Major Conclusions & Significance
Urban greenscapes provide essential ecosystem services that regulate water quality. Our social survey of Northwestern Indiana residents revealed:
- Low-income residents are less likely to have vegetation on their property and their related expenses are their major concern when considering nearby areas with greenspace.
- As such, income predicts resident valuation, preferences, and delivery for most service types. This was further supported by our spatial mapping of ecosystem services leveraged from our previous study.
- Involvement of survey respondents in environmental advocacy or an environmental profession (i.e., eco-involvement) was a good indicator for service valuation, especially for services relating to hydrological regulation.

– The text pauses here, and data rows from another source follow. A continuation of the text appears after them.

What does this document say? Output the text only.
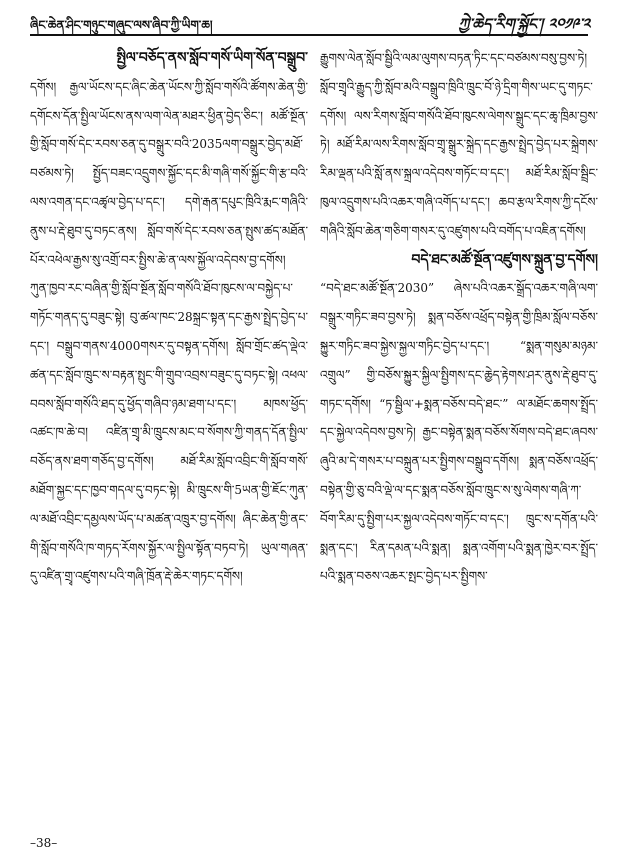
ཞིང་ཆེན་ཤིང་གཉུང་གཞུང་ལས་ཞིབ་ཀྱི་ཡིག་ཆ།	ཀྱེ་ཆེད་རིག་སྐྱོང་། ༢༠༡༩་༢
སྤྱིལ་བཅོད་ནས་སློབ་གསོ་ཡིག་སོན་བསྒྲུབ་

དགོས། རྒྱལ་ཡོངས་དང་ཞིང་ཆེན་ཡོངས་ཀྱི་སློབ་གསོའི་ཚོགས་ཆེན་གྱི་དགོངས་དོན་སྤྱིལ་ཡོངས་ནས་ལག་ལེན་མཐར་ཕྱིན་བྱེད་ཅིང་། མཚོ་སྔོན་གྱི་སློབ་གསོ་དེང་རབས་ཅན་དུ་བསྒྲུར་བའི་2035ལག་བསྒྲུར་བྱེད་མཐོ་བཙམས་ཏེ། སྤྱོད་བཟང་འདྲུགས་སྐྱོང་དང་མི་གཞི་གསོ་སྐྱོང་གི་རྩ་བའི་ལས་འགན་དང་འཚྭལ་བྱེད་པ་དང་། དགེ་རྒན་དཔུང་ཁྲིའི་རྨང་གཞིའི་ནུས་པ་རྡེ་ཐུབ་དུ་བཏང་ནས། སློབ་གསོ་དེང་རབས་ཅན་སྤུས་ཚད་མཐོན་པོར་འཕེལ་རྒྱས་སུ་འགྲོ་བར་སྤྱིས་ཆེ་ན་ལས་སྐྱོལ་འདེབས་བྱ་དགོས། ཀུན་ཁྱབ་རང་བཞིན་གྱི་སློབ་སྔོན་སློབ་གསོའི་ཐོབ་ཁུངས་ལ་བསྐྱེད་པ་གཏོང་གནད་དུ་བཟུང་སྟེ། བུ་ཚལ་ཁང་28སྐྲང་སྟན་དང་རྒྱས་སྤྲེད་བྱེད་པ་དང་། བསྒྲུབ་གནས་4000གསར་དུ་བསྟན་དགོས། སློབ་གྲོང་ཚད་ལྡེའ་ཚན་དང་སློབ་ཁྲུང་ས་བརྟན་སྤུང་གི་གྲུབ་འབྲས་བཟུང་དུ་བཏང་སྟེ། འཕལ་བབས་སློབ་གསོའི་ཐད་དུ་ཕྱོད་གཞིབ་ཉམ་ཐག་པ་དང་། མཁས་ཕྱོད་འཚང་ཁ་ཆེ་བ། འཛིན་གྲྭ་མི་ཁྲུངས་མང་བ་སོགས་ཀྱི་གནད་དོན་སྤྱིལ་བཅོད་ནས་ཐག་གཅོད་བྱ་དགོས། མཐོ་རིམ་སློབ་འབྲིང་གི་སློབ་གསོ་མཐོག་སྐྱང་དང་ཁྱབ་གདལ་དུ་བཏང་སྟེ། མི་ཁྲུངས་གི་5ཡན་གྱི་ཇོང་ཀུན་ལ་མཐོ་འབྲིང་དམྱལས་ཡོད་པ་མཚན་འཁྲུར་བྱ་དགོས། ཞིང་ཆེན་གྱི་ནང་གི་སློབ་གསོའི་ཁ་གཏད་རོགས་སྐྱོར་ལ་སྤྱིལ་སྟོན་བཏབ་ཏེ། ཡུལ་གཞན་དུ་འཛིན་གྲྭ་འཛུགས་པའི་གཞི་ཁྲོན་རྡེ་ཆེར་གཏང་དགོས།

རྒྱུགས་ལེན་སློབ་སྦྱིའི་ལམ་ལུགས་བཏན་ཏིང་དང་བཙམས་བསུ་བྱས་ཏེ། སློབ་གྲྭའི་རྒྱུད་ཀྱི་སློབ་མའི་བསྒྲུབ་ཁྲིའི་ཁྲུང་བོ་ཉེ་དྲིག་གིས་ཡང་དུ་གཏང་དགོས། ལས་རིགས་སློབ་གསོའི་ཐོབ་ཁུངས་ལེགས་སྒྲུང་དང་ཆྭ་ཁྲིམ་བྱས་ཏེ། མཐོ་རིམ་ལས་རིགས་སློབ་གྲྭ་སྒྲུར་སྐྲེད་དང་རྒྱས་སྤྲེད་བྱེད་པར་སྐྲེགས་རིམ་ལྡན་པའི་སློ་ནས་སྐྲལ་འདེབས་གཏོང་བ་དང་། མཐོ་རིམ་སློབ་སྦྲིང་ཁུལ་འདྲུགས་པའི་འཆར་གཞི་འགོད་པ་དང་། ཆབ་རྩལ་རིགས་ཀྱི་དངོས་གཞིའི་སློབ་ཆེན་གཅིག་གསར་དུ་འཛུགས་པའི་བགོད་པ་འཇིན་དགོས།

བདེ་ཐང་མཚོ་སྔོན་འཛུགས་སྐྲུན་བྱ་དགོས།

“བདེ་ཐང་མཚོ་སྔོན་2030” ཞེས་པའི་འཆར་སྒྲོད་འཆར་གཞི་ལག་བསྒྲུར་གཏིང་ཟབ་བྱས་ཏེ། སྨན་བཅོས་འཕྲོད་བསྟེན་གྱི་ཁྲིམ་སློལ་བཅོས་སྐྱུར་གཏིང་ཟབ་སྐྱེས་སྐྱལ་གཏིང་བྱེད་པ་དང་། “སྨན་གསུམ་མཉམ་འགྲུལ” གྱི་བཅོས་སྐྱུར་སྐྱིལ་སྤྱིགས་དང་ཆྱེད་རྟེགས་ཤར་ནུས་རྡེ་ཐུབ་དུ་གཏང་དགོས། “ཏ་སྦྱིལ་+སྨན་བཅོས་བདེ་ཐང་” ལ་མཐོང་ཆགས་སྤྲོད་དང་སྐྱེལ་འདེབས་བྱས་ཏེ། རྒྱང་བསྟེན་སྨན་བཅོས་སོགས་བདེ་ཐང་ཞབས་ཞུའི་མ་དེ་གསར་པ་བསྐྲུན་པར་སྤྱིགས་བསྒྲུབ་དགོས། སྨན་བཅོས་འཕྲོད་བསྟེན་གྱི་ཅུ་བའི་ལྡེ་ལ་དང་སྨན་བཅོས་སློབ་ཁྲུང་ས་སུ་ལེགས་གཞི་ཀ་བོག་རིམ་དུ་སྤྱིག་པར་སྐྱལ་འདེབས་གཏོང་བ་དང་། ཁྲུང་ས་དགོན་པའི་སྨན་དང་། རིན་དམན་པའི་སྨན། སྨན་འགོག་པའི་སྨན་ཁྱེར་བར་སྤྲོད་པའི་སྨན་བཅས་འཆར་སྤང་བྱེད་པར་སྤྱིགས་

–38–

- Eco-involved individuals frequented areas with rain gardens the most, potentially due to their environmental-centered purpose.
- The closer to Chicago, the greater concern residents have in relation to stormwater retention and flooding. Meanwhile, the further from it (like in the three Indiana counties of the metropolitan region, which are closer to the outskirts of the extent), the greater concern residents have in relation to water purification and clean water provisioning.
What Does This Mean For Indiana?
The insights gained from this project support past research on service distribution disparities and nature valuation related to pro-environmental behavior. Our results also support previous findings that high-income individuals have more private greenspace. Our results also emphasize that lack of access to private greenspaces by low-income residents could translate into relying on lower water quality and poorly maintained public greenspaces, sacrificing access to preventative benefits such as flooding prevention and water purification. Differences in concerns relating to the different types of hydrologic services are likely to relate to the urban-rural context, as urban residents are more likely to face issues relating to stormwater runoff while rural residents and many Indiana communities may be relying on groundwater sources for irrigation.
Training The Next Generation
One of the missions of the Indiana Water Resources Research Center, and all Water Centers, is to train the next generation of water scientists. This project successfully funded research for one Ph.D. student within Dr. Hardiman’s lab and trained five undergraduate research students.